Ткетт печально сказал, что теперь это кажется совершенно очевидным. Когда «Стремительный» сделал попытку скрыться, оставив Маканай и ее пациентов на планете, земной космический корабль прятался в рое древних кораблей, которые инженеры-дельфины восстановили из груды отбросов на океанском дне. Хотя поверхность Джиджо сегодня представляет собой невозделанное царство дикарских племен, в глубоких подводных каньонах по-прежнему лежат тысячи поврежденных брошенных космических кораблей и других остатков от того времени, когда этот сектор четвертой галактики был центром цивилизации и торговли. Несколько десятков этих развалин были реактивированы, чтобы обмануть врага «Стремительного» — страшный джофурский боевой корабль, но, очевидно, некоторые корабли не смогли своевременно подняться со дня моря. И теперь обречены бесцельно плыть под водой, пока не откажут двигатели, и тогда они снова погрузятся в темные глубины.
А что касается остального, то оставшимся на планете неизвестно, удалось ли бегство «Стремительного», увлекшего за собой в глубины космоса страшный дредноут. По крайней мере без него Джиджо кажется гораздо более дружелюбной планетой. Пока.
— Следовало ожидать этого, — продолжал археолог. — Когда я отплыл от шума прибоя, мне показалось, что я слышу шум по меньшей мере трех таких бесцельно плывущих кораблей. Как подумаешь, это так печально. Древние корабли, не стоившие даже попыток использовать их, когда буйуры покинули Джиджо. Они ждут в ледяной водной могиле последнего шанса взлететь в небо. И не могут им воспользоваться. Навсегда застряли здесь.

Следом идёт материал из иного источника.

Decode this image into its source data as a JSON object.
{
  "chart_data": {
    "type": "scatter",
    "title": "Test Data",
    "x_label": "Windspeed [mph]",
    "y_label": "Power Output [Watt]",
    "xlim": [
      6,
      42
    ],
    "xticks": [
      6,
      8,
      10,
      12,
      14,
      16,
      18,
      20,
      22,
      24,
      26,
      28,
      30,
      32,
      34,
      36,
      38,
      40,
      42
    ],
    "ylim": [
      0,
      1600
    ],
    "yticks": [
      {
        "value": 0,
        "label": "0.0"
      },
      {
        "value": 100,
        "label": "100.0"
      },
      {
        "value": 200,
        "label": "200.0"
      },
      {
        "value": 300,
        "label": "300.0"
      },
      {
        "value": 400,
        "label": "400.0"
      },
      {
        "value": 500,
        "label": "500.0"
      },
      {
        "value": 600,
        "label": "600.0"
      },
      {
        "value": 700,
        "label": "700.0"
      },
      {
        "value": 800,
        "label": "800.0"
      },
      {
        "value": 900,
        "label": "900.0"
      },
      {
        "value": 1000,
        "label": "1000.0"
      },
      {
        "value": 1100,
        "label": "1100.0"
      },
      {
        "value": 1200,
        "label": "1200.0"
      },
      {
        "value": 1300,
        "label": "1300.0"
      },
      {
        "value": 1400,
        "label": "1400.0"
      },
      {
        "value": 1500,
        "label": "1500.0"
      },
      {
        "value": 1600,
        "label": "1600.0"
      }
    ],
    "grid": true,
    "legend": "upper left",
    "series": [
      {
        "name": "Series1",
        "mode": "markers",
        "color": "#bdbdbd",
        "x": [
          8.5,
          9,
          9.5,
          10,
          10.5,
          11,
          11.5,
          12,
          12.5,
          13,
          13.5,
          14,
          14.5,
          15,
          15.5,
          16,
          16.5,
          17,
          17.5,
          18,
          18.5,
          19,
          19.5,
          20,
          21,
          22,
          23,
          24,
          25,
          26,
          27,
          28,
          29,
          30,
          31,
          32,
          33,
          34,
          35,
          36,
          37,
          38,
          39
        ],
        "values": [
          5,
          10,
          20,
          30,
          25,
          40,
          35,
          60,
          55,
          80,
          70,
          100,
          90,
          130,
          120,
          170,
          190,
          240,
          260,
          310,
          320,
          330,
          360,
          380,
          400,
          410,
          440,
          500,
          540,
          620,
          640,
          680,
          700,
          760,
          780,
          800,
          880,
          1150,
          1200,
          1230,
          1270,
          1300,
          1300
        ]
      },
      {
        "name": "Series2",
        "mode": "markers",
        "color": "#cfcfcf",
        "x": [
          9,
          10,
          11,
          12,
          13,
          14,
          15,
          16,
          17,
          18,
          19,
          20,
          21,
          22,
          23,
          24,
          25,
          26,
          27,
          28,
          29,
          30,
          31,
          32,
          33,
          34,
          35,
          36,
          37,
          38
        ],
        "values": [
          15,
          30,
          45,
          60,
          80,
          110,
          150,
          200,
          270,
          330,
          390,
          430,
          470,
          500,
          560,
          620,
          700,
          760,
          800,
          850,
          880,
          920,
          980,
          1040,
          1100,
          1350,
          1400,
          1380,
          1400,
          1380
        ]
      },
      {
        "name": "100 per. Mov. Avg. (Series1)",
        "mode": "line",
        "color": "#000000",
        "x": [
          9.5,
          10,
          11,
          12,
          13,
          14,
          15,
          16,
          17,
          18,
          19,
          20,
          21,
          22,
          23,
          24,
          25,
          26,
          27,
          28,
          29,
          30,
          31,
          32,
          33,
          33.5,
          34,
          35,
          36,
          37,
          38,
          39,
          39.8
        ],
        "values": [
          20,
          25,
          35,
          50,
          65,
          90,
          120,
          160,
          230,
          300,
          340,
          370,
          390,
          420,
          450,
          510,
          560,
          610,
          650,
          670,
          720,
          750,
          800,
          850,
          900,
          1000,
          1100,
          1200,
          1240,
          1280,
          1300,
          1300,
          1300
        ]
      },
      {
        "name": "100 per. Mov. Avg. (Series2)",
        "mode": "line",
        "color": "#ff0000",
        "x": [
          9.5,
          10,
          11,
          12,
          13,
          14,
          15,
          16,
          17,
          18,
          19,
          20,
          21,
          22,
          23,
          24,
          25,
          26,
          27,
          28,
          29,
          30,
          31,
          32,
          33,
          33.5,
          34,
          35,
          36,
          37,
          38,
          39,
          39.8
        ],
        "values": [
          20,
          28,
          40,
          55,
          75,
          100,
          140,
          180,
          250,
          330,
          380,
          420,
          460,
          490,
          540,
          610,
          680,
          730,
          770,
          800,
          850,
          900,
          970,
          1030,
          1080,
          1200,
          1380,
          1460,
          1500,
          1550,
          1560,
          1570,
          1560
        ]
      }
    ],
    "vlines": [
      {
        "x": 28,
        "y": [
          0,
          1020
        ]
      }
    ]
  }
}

— Как мы, — проговорила Маканай. Ткетт, казалось, не слышал.
— Мне хотелось бы вернуться и взглянуть на такой брошенный корабль.
— Зачем?
Улыбка Ткетта по-прежнему была очаровательной и заразительной… что в данных обстоятельствах казалось еще более безумным.
— Я бы использовал его как научный прибор, — сказал большой неодельфин.
Маканай почувствовала, что ее диагноз полностью подтверждается.